I knew my life would never get easier, and my needs and emotions would never be satisfied, since we’re not meant to be.
You’re just a selfish boy who could never give me the love I deserve to experience. Your meaning of love isn’t the same as mine and that’s another reason we could never have succeeded.
So, don’t be surprised that I’m leaving you now. This was inevitable and we both know that.
I don’t want to cry and feel lonely anymore, even though I committed to you. Every time you choose your friends over me, my heart breaks a bit more and I can’t take it anymore.
I don’t want to wait for you to come home and touch me with your cold hands, telling me that I’m your only one. I know for a fact those words aren’t true at all.
You’re playing these games so that I stay by your side, but I’ve had enough.
I’m done with you criticizing my every word and action.
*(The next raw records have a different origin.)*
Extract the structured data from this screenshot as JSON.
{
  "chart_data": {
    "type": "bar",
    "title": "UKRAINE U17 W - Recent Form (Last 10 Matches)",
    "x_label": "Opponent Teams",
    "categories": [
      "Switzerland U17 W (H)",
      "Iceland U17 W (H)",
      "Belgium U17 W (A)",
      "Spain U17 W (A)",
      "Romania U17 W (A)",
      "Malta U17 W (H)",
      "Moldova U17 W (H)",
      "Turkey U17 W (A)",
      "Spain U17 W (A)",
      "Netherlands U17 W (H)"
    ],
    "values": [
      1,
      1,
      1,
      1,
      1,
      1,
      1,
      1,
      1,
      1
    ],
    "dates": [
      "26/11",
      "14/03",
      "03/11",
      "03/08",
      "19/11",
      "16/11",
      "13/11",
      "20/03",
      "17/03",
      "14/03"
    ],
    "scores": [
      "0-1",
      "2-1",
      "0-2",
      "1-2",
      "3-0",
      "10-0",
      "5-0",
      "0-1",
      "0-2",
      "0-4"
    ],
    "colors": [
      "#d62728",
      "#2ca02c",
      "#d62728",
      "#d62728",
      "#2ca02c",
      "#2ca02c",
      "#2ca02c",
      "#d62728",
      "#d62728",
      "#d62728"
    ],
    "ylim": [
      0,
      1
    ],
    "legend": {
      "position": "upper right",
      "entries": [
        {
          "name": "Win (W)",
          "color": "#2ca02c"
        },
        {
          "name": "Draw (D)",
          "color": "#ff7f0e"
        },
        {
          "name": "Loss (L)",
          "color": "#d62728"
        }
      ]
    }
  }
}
I need to regain control of my life again.
I need to breathe fresh air into my lungs and enjoy every second that I’m alive. You can’t find your happiness with me, that’s why we need to go our separate ways.
I don’t want you near me anymore. I don’t have the same desire for you as I had when we first started dating. And the spark is long gone – it vanished into thin air and we can’t reignite it again.
I know it may be hard for you to accept that it is over, but I don’t love you anymore. You had your chance and you wasted it.
I have to continue on my own and start living the way I want to. You have no influence on me or my decisions. Now you’re some distant memory that lives in my past.
I learned my lessons, but I’m ready for the next chapter in my life. One without you in it.